Mes réflexions sur la nécessité d'établir
une différence radicale entre connaissance et pensée, ont
été renforcées par la relecture de Bion qui, dans
une étude sur 1' analyse des schizophrènes, distingue la
formation d'une "notion" de la formation d'une "pensée". Selon
Bion la "notion", matériel de la connaissance, dérive de
la rencontre gratifiante d'une préconception (l'idée du
sein) avec une réalisation, (la rencontre avec le sein
réel). La pensée, au contraire, dérive de
l'expérience (offerte et réalisée) d'un moment
particulier et ineffable de la relation, capable d'accroître,
à l'intérieur de l'enfant, (et pourquoi pas de la
mère ?), la tolérance à la non-chose (au
non-sein), permettant ainsi l'instauration de la représentation
en tant que précondition de la pensée elle-même.

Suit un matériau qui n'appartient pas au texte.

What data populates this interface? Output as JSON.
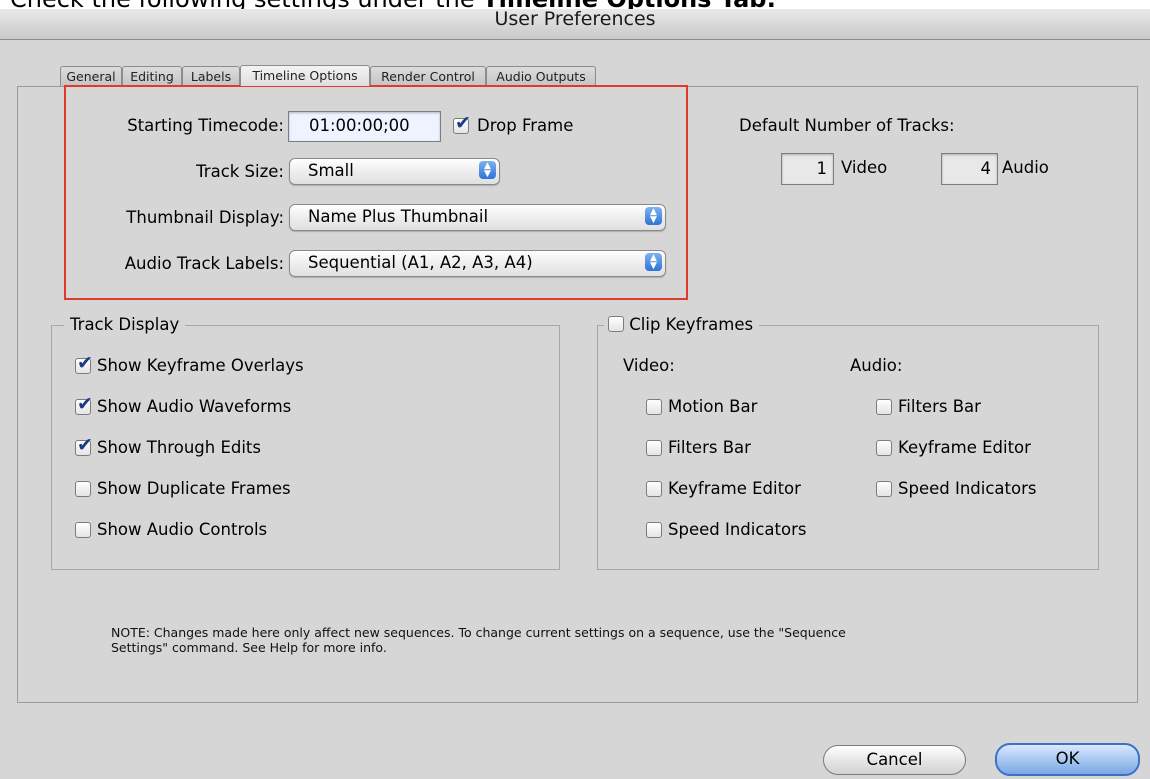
{
  "instruction": {
    "prefix": "Check the following settings under the ",
    "bold": "Timeline Options Tab:"
  },
  "window": {
    "title": "User Preferences"
  },
  "tabs": [
    {
      "label": "General"
    },
    {
      "label": "Editing"
    },
    {
      "label": "Labels"
    },
    {
      "label": "Timeline Options",
      "active": true
    },
    {
      "label": "Render Control"
    },
    {
      "label": "Audio Outputs"
    }
  ],
  "timeline": {
    "starting_timecode_label": "Starting Timecode:",
    "starting_timecode_value": "01:00:00;00",
    "drop_frame_label": "Drop Frame",
    "drop_frame_checked": true,
    "track_size_label": "Track Size:",
    "track_size_value": "Small",
    "thumbnail_display_label": "Thumbnail Display:",
    "thumbnail_display_value": "Name Plus Thumbnail",
    "audio_track_labels_label": "Audio Track Labels:",
    "audio_track_labels_value": "Sequential (A1, A2, A3, A4)"
  },
  "tracks": {
    "title": "Default Number of Tracks:",
    "video_count": "1",
    "video_label": "Video",
    "audio_count": "4",
    "audio_label": "Audio"
  },
  "track_display": {
    "title": "Track Display",
    "items": [
      {
        "label": "Show Keyframe Overlays",
        "checked": true
      },
      {
        "label": "Show Audio Waveforms",
        "checked": true
      },
      {
        "label": "Show Through Edits",
        "checked": true
      },
      {
        "label": "Show Duplicate Frames",
        "checked": false
      },
      {
        "label": "Show Audio Controls",
        "checked": false
      }
    ]
  },
  "clip_keyframes": {
    "title": "Clip Keyframes",
    "checked": false,
    "video_heading": "Video:",
    "audio_heading": "Audio:",
    "video_items": [
      {
        "label": "Motion Bar",
        "checked": false
      },
      {
        "label": "Filters Bar",
        "checked": false
      },
      {
        "label": "Keyframe Editor",
        "checked": false
      },
      {
        "label": "Speed Indicators",
        "checked": false
      }
    ],
    "audio_items": [
      {
        "label": "Filters Bar",
        "checked": false
      },
      {
        "label": "Keyframe Editor",
        "checked": false
      },
      {
        "label": "Speed Indicators",
        "checked": false
      }
    ]
  },
  "note": {
    "line1": "NOTE: Changes made here only affect new sequences. To change current settings on a sequence, use the \"Sequence",
    "line2": "Settings\" command. See Help for more info."
  },
  "buttons": {
    "cancel": "Cancel",
    "ok": "OK"
  },
  "colors": {
    "highlight": "#e03a2a",
    "accent": "#2f73d6"
  },
  "icons": {
    "check": "checkmark-icon",
    "popup": "popup-arrows-icon"
  }
}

Comme nous le savons, Freud avait relié la naissance de la
pensée à la frustration particulière qui
naît de l'ajournement de la décharge pulsionnelle. C'est
ce temps de 1' attente que la pensée nous permet de
tolérer Mais, tandis que Freud considère comme premier
l'élément diachronique, Mélanie Klein, et plus
tard Bion, focalisent sur l'élément synchronique, spatial
et relationnel.
"L'absence", postulée comme condition nécessaire à
la naissance de la pensée n'est donc pas une carence de relation
mais, au contraire, elle développe une autre forme de lien
fantasmatique, qui va "au-delà" de la saturation pulsionnelle
qui a fait défaut, et permet de supporter les fantasmes
angoissants et persécuteurs qui naissent de l'ajournement de la
satisfaction.
Si cette transformation spécifique manque, des modalités
de substitution du contrôle omnipotent sur les angoisses de
persécution se développent. Ces substitutions sont un
"mime" de la transgression, non plus comme possibilité d'aller
"au-delà", mais comme compulsion.
J'éclaircirai plus loin ce concept en le reliant au phénomène de l'acting-out.

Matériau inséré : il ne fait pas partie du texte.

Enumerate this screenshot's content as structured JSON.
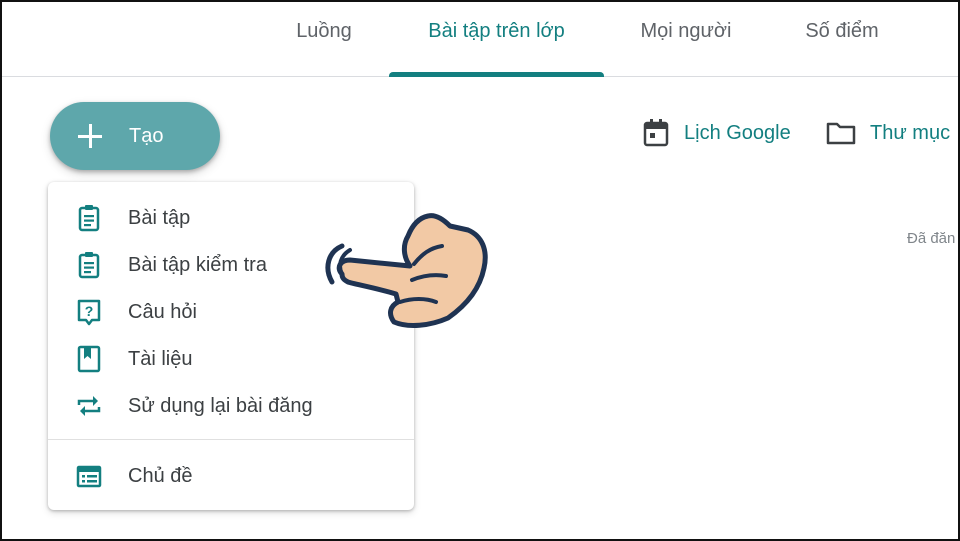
{
  "tabs": [
    {
      "label": "Luồng",
      "active": false
    },
    {
      "label": "Bài tập trên lớp",
      "active": true
    },
    {
      "label": "Mọi người",
      "active": false
    },
    {
      "label": "Số điểm",
      "active": false
    }
  ],
  "create_button": {
    "label": "Tạo",
    "icon": "plus-icon"
  },
  "links": {
    "calendar": {
      "label": "Lịch Google",
      "icon": "calendar-icon"
    },
    "folder": {
      "label": "Thư mục",
      "icon": "folder-icon"
    }
  },
  "posted_text": "Đã đăn",
  "menu": {
    "items": [
      {
        "label": "Bài tập",
        "icon": "assignment-icon"
      },
      {
        "label": "Bài tập kiểm tra",
        "icon": "quiz-assignment-icon"
      },
      {
        "label": "Câu hỏi",
        "icon": "question-icon"
      },
      {
        "label": "Tài liệu",
        "icon": "material-icon"
      },
      {
        "label": "Sử dụng lại bài đăng",
        "icon": "reuse-icon"
      },
      {
        "label": "Chủ đề",
        "icon": "topic-icon"
      }
    ]
  },
  "colors": {
    "accent": "#137f80",
    "button": "#5ea7ab",
    "hand_fill": "#f2c9a5",
    "hand_stroke": "#1f3352"
  }
}
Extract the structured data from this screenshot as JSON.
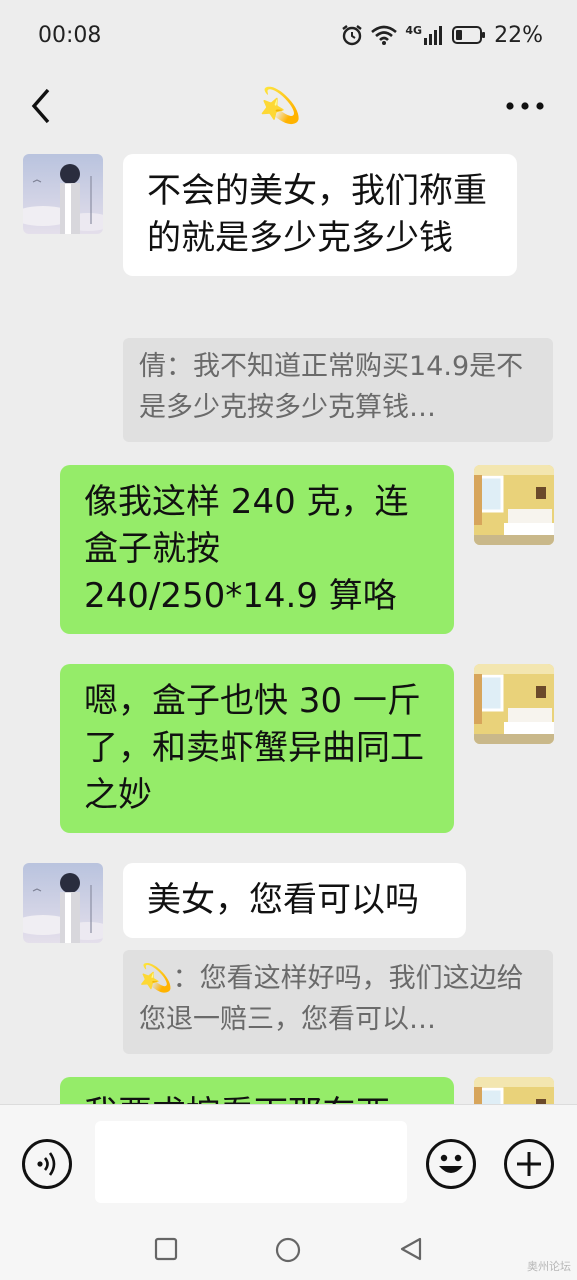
{
  "status_bar": {
    "time": "00:08",
    "network": "4G",
    "battery": "22%"
  },
  "header": {
    "back_icon": "chevron-left-icon",
    "title_emoji": "💫",
    "more_icon": "more-dots-icon"
  },
  "messages": [
    {
      "side": "in",
      "text": "不会的美女，我们称重的就是多少克多少钱"
    },
    {
      "side": "quote",
      "text": "倩：我不知道正常购买14.9是不是多少克按多少克算钱…"
    },
    {
      "side": "out",
      "text": "像我这样 240 克，连盒子就按 240/250*14.9 算咯"
    },
    {
      "side": "out",
      "text": "嗯，盒子也快 30 一斤了，和卖虾蟹异曲同工之妙"
    },
    {
      "side": "in",
      "text": "美女，您看可以吗"
    },
    {
      "side": "quote",
      "text": "💫：您看这样好吗，我们这边给您退一赔三，您看可以…"
    },
    {
      "side": "out",
      "text": "我要求按看下那东西"
    }
  ],
  "input_bar": {
    "voice_icon": "voice-icon",
    "emoji_icon": "emoji-icon",
    "plus_icon": "plus-icon"
  },
  "watermark": "奥州论坛"
}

Galilée, passionné par la recherche de nouveaux
territoires, et abandonnant les vieilles certitudes, ne se sentait pas
concerné par la transgression des anciennes normes
ecclésiastiques.
Freud, lui aussi, dans sa recherche passionnée de sa
vérité intérieure, ne se présentait certes
pas comme un tribun voulant à toute force modifier les moeurs et
cela, même en s'opposant à la "morale sexuelle
civilisée et même lorsqu'il"faisait scandale".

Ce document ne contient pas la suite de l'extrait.